PUNTO 1 - Decreto governo può indebolire contratti stabili-Bankitalia

martedì 9 luglio 2013 17:13
 

* Bankitalia critica modifiche a riforma Fornero

* Dubbi su efficacia decontribuzione

* Rinvio Iva frena inflazione in 2013, l'aumenta in 2014 (Aggiunge dichiarazioni Brandolini in coda)

ROMA, 9 luglio (Reuters) - Il decreto legge del governo per il sostegno all'occupazione rischia di "indebolire" il ricorso a contratti a tempo indeterminato, dice la Banca d'Italia.

"Vi è il rischio di indebolire l'obiettivo di favorire il ricorso a rapporti a tempo indeterminato", dice Via Nazionale nel corso di un'audizione in Senato.

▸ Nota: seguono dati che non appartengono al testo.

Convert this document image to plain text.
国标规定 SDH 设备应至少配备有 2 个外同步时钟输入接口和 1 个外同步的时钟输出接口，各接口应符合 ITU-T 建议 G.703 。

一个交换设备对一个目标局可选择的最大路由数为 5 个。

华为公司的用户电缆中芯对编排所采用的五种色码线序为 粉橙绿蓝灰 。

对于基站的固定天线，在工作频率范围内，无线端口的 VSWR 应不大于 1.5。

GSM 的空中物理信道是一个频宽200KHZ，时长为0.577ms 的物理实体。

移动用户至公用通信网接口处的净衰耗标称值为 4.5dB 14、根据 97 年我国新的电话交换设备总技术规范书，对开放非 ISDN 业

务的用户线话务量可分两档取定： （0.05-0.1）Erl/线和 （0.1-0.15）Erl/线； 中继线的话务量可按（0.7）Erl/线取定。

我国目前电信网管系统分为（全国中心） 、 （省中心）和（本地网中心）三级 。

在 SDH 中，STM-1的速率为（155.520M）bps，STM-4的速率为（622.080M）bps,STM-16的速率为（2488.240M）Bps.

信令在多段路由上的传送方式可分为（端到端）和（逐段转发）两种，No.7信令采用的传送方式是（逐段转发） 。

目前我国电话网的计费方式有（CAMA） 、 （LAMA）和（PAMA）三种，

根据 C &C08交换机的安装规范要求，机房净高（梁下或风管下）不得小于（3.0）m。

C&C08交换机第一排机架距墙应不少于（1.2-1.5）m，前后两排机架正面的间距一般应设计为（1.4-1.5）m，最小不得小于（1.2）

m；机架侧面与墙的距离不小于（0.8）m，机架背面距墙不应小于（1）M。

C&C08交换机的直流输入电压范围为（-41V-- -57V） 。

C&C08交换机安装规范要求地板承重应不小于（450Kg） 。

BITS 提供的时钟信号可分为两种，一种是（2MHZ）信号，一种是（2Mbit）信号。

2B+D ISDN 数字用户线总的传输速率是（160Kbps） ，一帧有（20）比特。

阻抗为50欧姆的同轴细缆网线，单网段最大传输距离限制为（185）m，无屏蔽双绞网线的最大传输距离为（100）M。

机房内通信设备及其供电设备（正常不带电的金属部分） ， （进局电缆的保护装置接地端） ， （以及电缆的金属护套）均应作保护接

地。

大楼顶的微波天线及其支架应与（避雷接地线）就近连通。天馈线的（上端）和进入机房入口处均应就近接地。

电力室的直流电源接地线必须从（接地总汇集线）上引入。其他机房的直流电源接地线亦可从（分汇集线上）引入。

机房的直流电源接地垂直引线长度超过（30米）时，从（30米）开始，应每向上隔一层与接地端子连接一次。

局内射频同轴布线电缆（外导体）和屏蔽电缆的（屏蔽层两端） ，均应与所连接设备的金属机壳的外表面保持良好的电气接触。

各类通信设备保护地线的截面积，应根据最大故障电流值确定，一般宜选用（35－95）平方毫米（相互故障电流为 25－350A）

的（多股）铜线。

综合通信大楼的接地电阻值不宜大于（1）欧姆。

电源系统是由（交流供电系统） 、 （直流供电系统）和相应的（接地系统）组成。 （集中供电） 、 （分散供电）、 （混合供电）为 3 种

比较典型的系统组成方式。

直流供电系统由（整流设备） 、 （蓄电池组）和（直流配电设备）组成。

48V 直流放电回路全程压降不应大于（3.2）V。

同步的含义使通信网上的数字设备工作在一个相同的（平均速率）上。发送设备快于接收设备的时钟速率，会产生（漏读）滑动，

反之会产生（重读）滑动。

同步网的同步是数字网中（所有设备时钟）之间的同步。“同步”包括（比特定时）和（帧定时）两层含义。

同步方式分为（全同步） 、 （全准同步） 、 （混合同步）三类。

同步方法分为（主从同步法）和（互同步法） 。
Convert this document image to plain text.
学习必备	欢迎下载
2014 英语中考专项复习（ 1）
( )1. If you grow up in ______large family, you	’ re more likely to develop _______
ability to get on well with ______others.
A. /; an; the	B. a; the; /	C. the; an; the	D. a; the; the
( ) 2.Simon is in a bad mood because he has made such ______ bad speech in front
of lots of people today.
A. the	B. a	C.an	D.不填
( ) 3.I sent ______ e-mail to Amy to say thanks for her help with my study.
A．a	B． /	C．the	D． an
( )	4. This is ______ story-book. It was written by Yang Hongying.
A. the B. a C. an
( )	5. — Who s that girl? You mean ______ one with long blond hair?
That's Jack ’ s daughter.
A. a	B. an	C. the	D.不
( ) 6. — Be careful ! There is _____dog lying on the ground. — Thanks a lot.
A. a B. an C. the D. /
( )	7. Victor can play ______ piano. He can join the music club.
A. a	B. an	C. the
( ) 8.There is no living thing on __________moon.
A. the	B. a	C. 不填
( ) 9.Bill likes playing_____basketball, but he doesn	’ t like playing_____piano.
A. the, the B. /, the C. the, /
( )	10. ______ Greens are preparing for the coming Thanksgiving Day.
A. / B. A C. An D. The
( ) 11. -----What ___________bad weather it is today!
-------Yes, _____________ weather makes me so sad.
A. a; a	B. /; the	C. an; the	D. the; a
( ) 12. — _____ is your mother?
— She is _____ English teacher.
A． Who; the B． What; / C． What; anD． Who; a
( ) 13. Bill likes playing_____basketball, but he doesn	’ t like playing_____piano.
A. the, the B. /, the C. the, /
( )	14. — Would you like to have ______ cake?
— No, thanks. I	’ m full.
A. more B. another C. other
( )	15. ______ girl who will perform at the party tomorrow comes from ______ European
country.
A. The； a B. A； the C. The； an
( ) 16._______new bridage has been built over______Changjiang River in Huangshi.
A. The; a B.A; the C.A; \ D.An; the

Il decreto riduce il periodo minimo che deve intercorrere tra due contratti a tempo determinato, elimina il divieto di prorogare un contratto a tempo determinato senza specificare la causale e amplia la possibilità di utilizzare il lavoro intermittente.

Secondo Andrea Brandolini, del servizio studi di Bankitalia, "appare inefficiente" variare i margini di flessibilità in risposta alla situazione congiunturale attraverso modifiche degli istituti contrattuali.

Bankitalia suggerisce "un adeguamento lungo il ciclo, secondo regole prefissate, del differenziale tra gli oneri contributivi previsti per le diverse forme contrattuali".

In punto di metodo, prosegue Brandolini, "va rilevato come modifiche normative sostanziali ad appena un anno da un'ampia riforma del mercato del lavoro [la legge 92 del 2012 targata Elsa Fornero], pur concepite come un aggiustamento in itinere, confermino l'incertezza dei percorsi legislativi che da numerosi osservatori è vista come un fattore di debolezza non trascurabile del nostro paese".   Continua...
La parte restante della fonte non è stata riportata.